Peter Cave takes readers on a journey through the minds of philosophers, exploring their thoughts on morality, ethics, knowledge, existence, and more. He presents complex philosophical concepts in a clear and accessible manner, making it suitable for both beginners and those familiar with philosophy.
The book is divided into thematic chapters, each focusing on a specific aspect of philosophical thinking. Cave examines the ideas of renowned philosophers such as Socrates, Plato, Aristotle, Descartes, Kant, Nietzsche, and others. He delves into their theories and explores how these ideas can shape our understanding of ourselves, society, and the world around us.
Cave also highlights the relevance of philosophy in addressing contemporary issues. He discusses topics like the nature of reality, the existence of free will, the ethical implications of our actions, and the pursuit of happiness. Through engaging anecdotes and thought experiments, the author encourages readers to think critically and question their own assumptions.

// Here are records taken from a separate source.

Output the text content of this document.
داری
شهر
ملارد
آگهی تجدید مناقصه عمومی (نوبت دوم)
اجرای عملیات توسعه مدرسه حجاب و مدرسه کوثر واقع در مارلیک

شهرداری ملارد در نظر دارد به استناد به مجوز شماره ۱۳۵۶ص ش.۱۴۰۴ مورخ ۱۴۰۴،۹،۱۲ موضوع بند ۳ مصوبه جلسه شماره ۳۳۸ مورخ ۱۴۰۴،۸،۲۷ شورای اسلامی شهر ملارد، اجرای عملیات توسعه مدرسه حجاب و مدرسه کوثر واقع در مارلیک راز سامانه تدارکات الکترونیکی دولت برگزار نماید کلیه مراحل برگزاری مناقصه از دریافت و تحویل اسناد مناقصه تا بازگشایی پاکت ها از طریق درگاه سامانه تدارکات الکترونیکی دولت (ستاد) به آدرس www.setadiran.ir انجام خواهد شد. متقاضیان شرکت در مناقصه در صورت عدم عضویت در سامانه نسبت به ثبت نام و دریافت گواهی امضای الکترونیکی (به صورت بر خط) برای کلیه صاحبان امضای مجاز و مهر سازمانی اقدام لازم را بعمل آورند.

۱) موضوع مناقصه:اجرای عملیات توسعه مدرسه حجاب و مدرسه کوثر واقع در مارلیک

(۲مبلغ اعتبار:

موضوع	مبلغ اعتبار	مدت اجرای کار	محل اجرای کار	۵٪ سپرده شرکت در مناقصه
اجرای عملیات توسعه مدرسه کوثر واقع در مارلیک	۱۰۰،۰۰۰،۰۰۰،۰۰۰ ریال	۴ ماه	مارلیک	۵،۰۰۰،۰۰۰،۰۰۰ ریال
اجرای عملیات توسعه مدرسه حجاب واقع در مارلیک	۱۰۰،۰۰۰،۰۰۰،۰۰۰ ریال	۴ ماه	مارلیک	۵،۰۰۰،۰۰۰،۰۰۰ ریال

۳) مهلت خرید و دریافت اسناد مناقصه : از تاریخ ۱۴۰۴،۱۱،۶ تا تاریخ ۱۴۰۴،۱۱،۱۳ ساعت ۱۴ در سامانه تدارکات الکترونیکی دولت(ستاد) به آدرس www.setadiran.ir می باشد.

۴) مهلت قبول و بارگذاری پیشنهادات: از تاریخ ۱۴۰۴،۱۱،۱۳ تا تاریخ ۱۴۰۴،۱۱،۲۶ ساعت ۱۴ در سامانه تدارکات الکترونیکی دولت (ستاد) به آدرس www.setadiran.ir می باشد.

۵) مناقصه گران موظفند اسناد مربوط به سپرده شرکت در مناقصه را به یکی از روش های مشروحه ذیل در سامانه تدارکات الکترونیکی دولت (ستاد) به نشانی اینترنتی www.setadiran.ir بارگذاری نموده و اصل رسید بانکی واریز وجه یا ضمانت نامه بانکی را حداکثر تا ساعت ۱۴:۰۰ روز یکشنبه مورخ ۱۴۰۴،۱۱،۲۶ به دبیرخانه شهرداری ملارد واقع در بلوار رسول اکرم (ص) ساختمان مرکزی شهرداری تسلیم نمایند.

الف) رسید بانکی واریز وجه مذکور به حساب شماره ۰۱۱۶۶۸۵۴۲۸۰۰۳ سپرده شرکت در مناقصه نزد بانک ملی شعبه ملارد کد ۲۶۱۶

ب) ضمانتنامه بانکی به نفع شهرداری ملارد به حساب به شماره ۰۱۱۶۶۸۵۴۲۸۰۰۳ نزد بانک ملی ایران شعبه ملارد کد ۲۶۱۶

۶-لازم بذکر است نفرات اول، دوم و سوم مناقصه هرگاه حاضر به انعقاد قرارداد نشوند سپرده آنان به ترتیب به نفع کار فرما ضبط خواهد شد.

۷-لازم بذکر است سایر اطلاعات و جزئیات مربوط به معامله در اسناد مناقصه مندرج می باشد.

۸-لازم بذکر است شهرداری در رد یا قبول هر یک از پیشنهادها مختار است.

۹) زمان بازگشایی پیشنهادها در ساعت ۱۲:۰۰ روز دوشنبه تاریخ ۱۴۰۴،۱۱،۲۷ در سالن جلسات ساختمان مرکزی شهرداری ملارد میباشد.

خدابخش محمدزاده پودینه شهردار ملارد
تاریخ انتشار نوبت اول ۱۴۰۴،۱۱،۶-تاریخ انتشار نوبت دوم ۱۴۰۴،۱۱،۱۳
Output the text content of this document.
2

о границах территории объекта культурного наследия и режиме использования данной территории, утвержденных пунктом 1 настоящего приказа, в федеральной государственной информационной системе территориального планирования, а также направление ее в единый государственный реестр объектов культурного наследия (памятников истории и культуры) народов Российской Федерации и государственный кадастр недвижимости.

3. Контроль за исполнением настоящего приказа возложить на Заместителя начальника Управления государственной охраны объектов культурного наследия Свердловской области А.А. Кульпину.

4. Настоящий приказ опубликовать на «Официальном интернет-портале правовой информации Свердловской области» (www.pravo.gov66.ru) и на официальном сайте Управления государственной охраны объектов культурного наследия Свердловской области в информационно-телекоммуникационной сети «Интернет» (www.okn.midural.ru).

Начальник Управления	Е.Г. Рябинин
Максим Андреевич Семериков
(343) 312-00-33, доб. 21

“How to Think Like a Philosopher” is a captivating and accessible book that successfully brings the world of philosophy to life. Peter Cave’s writing style is engaging and thought-provoking, making complex philosophical ideas comprehensible to readers from all backgrounds. The book strikes a balance between providing an overview of philosophical concepts and stimulating readers to reflect on their own beliefs and values.
One of the book’s strengths is its selection of philosophers and their ideas. By presenting a diverse range of thinkers, Cave offers readers a broad perspective on philosophy and its different schools of thought. The inclusion of both ancient and modern philosophers allows readers to see the evolution of ideas over time and appreciate their ongoing relevance.

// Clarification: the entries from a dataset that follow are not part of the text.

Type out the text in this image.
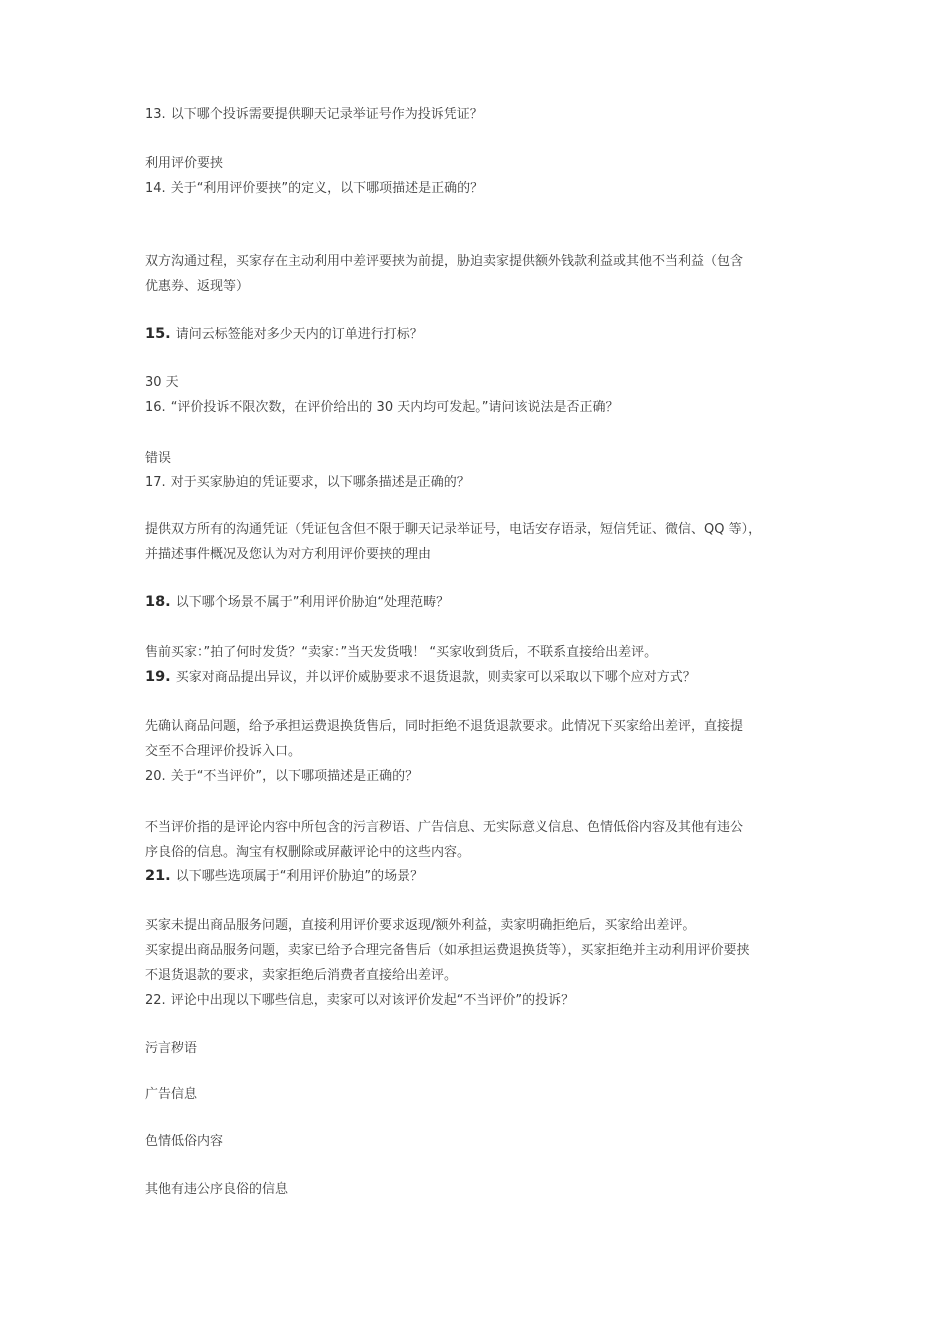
13. 以下哪个投诉需要提供聊天记录举证号作为投诉凭证？
利用评价要挟
14. 关于“利用评价要挟”的定义，以下哪项描述是正确的？
双方沟通过程，买家存在主动利用中差评要挟为前提，胁迫卖家提供额外钱款利益或其他不当利益（包含
优惠券、返现等）
15. 请问云标签能对多少天内的订单进行打标？
30 天
16. “评价投诉不限次数，在评价给出的 30 天内均可发起。”请问该说法是否正确？
错误
17. 对于买家胁迫的凭证要求，以下哪条描述是正确的？
提供双方所有的沟通凭证（凭证包含但不限于聊天记录举证号，电话安存语录，短信凭证、微信、QQ 等），
并描述事件概况及您认为对方利用评价要挟的理由
18. 以下哪个场景不属于”利用评价胁迫“处理范畴？
售前买家：”拍了何时发货？“卖家：”当天发货哦！ “买家收到货后，不联系直接给出差评。
19. 买家对商品提出异议，并以评价威胁要求不退货退款，则卖家可以采取以下哪个应对方式？
先确认商品问题，给予承担运费退换货售后，同时拒绝不退货退款要求。此情况下买家给出差评，直接提
交至不合理评价投诉入口。
20. 关于“不当评价”，以下哪项描述是正确的？
不当评价指的是评论内容中所包含的污言秽语、广告信息、无实际意义信息、色情低俗内容及其他有违公
序良俗的信息。淘宝有权删除或屏蔽评论中的这些内容。
21. 以下哪些选项属于“利用评价胁迫”的场景？
买家未提出商品服务问题，直接利用评价要求返现/额外利益，卖家明确拒绝后，买家给出差评。
买家提出商品服务问题，卖家已给予合理完备售后（如承担运费退换货等），买家拒绝并主动利用评价要挟
不退货退款的要求，卖家拒绝后消费者直接给出差评。
22. 评论中出现以下哪些信息，卖家可以对该评价发起“不当评价”的投诉？
污言秽语
广告信息
色情低俗内容
其他有违公序良俗的信息
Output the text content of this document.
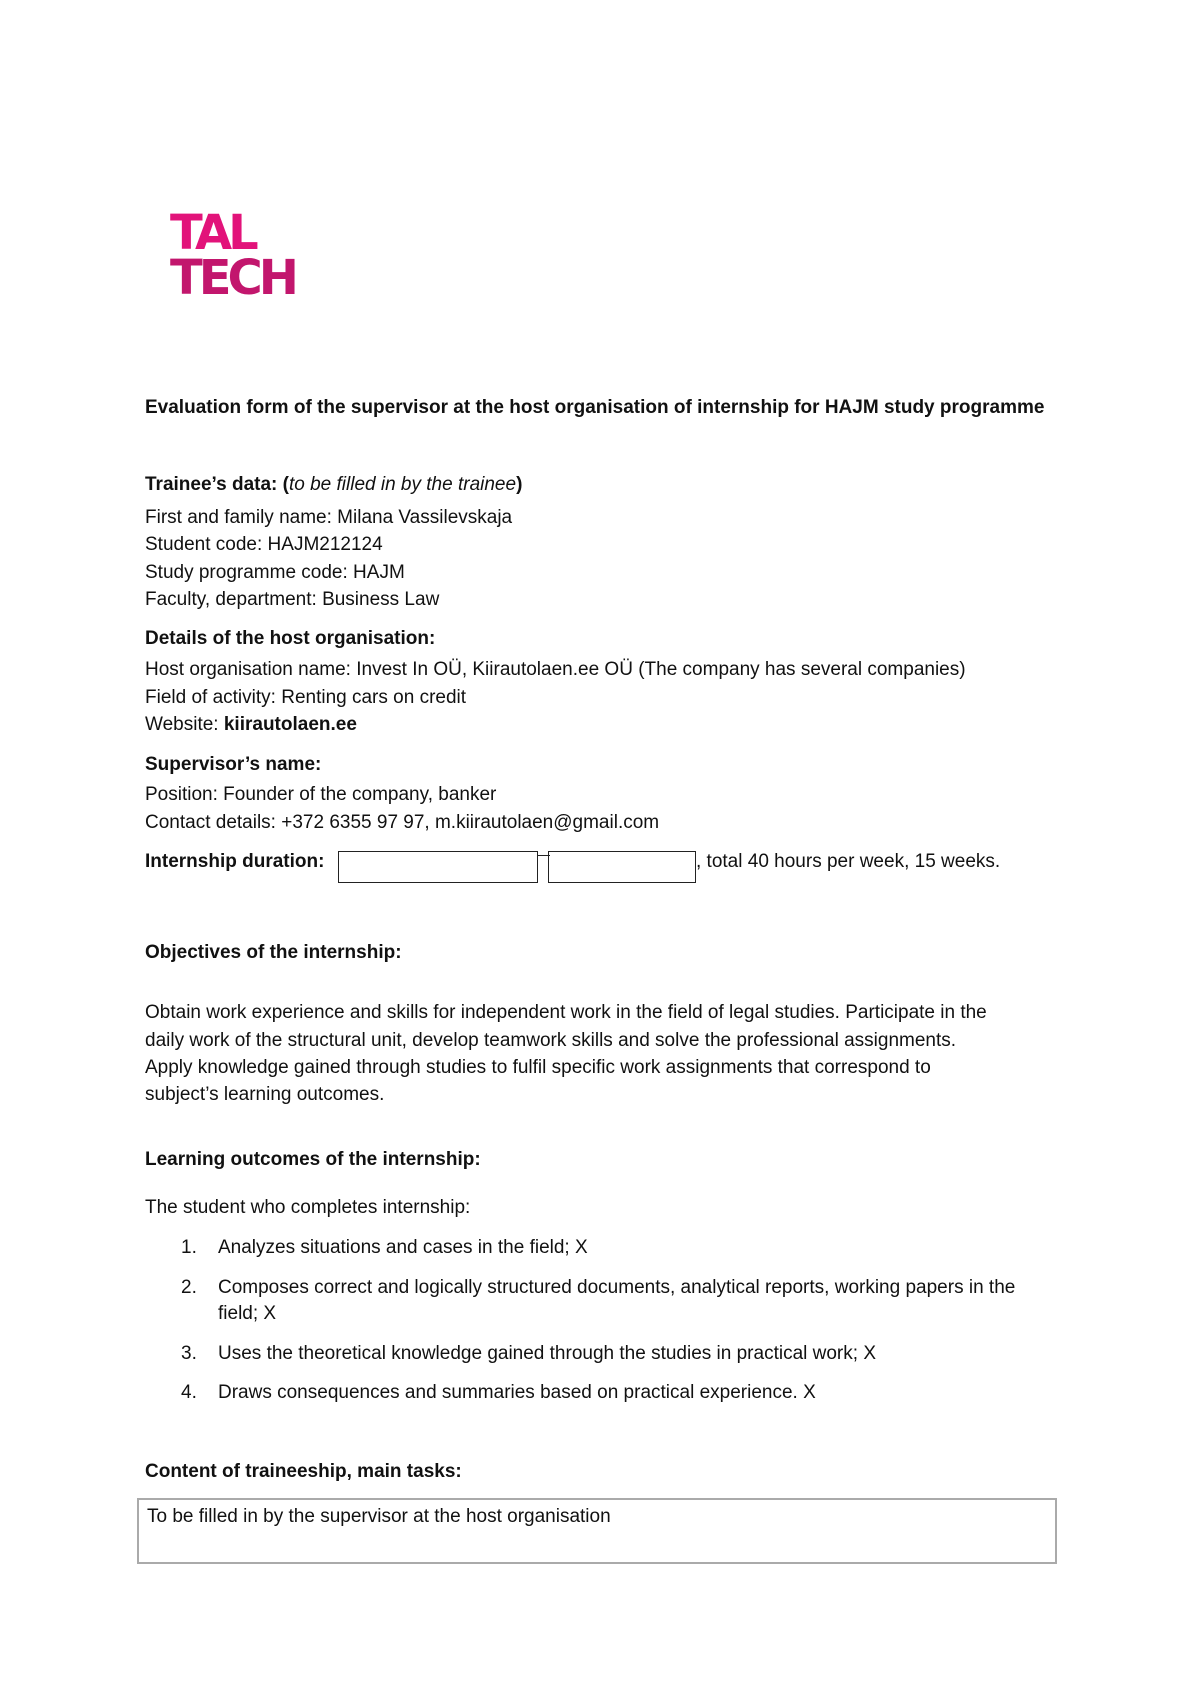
TAL
TECH
Evaluation form of the supervisor at the host organisation of internship for HAJM study programme
Trainee’s data: (to be filled in by the trainee)
First and family name: Milana Vassilevskaja
Student code: HAJM212124
Study programme code: HAJM
Faculty, department: Business Law
Details of the host organisation:
Host organisation name: Invest In OÜ, Kiirautolaen.ee OÜ (The company has several companies)
Field of activity: Renting cars on credit
Website: kiirautolaen.ee
Supervisor’s name:
Position: Founder of the company, banker
Contact details: +372 6355 97 97, m.kiirautolaen@gmail.com
Internship duration:	, total 40 hours per week, 15 weeks.
Objectives of the internship:
Obtain work experience and skills for independent work in the field of legal studies. Participate in the
daily work of the structural unit, develop teamwork skills and solve the professional assignments.
Apply knowledge gained through studies to fulfil specific work assignments that correspond to
subject’s learning outcomes.
Learning outcomes of the internship:
The student who completes internship:
1.	Analyzes situations and cases in the field; X
2.	Composes correct and logically structured documents, analytical reports, working papers in the field; X
3.	Uses the theoretical knowledge gained through the studies in practical work; X
4.	Draws consequences and summaries based on practical experience. X
Content of traineeship, main tasks:
To be filled in by the supervisor at the host organisation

Cave’s use of anecdotes and thought experiments adds an extra layer of depth to the book. These illustrative examples help readers grasp complex concepts and encourage them to apply philosophical reasoning to real-life situations. The author’s skillful storytelling keeps readers engaged throughout the book.
Moreover, the book does an excellent job of bridging the gap between abstract philosophical concepts and their practical implications. Cave explores how philosophical ideas can inform our understanding of morality, ethics, and the pursuit of a meaningful life. By presenting philosophical thinking as a tool for personal growth and societal reflection, the book inspires readers to actively engage with philosophy beyond the confines of academia.
However, one potential drawback of the book is its brevity. Given the vastness of the subject matter, some readers may feel that certain philosophers or ideas are not given sufficient attention. Additionally, while the book provides a solid foundation in philosophical thinking, readers seeking in-depth analysis of specific philosophers or concepts may need to consult more specialized texts.
In conclusion, “How to Think Like a Philosopher” is a highly recommended read for anyone interested in exploring the world of philosophy. Peter Cave’s engaging writing style, comprehensive coverage of philosophical ideas, and practical approach make this book a valuable resource for both beginners and those already familiar with philosophy. It serves as an invitation to think critically, question assumptions, and apply philosophical reasoning to enhance our understanding of ourselves and the world we live in.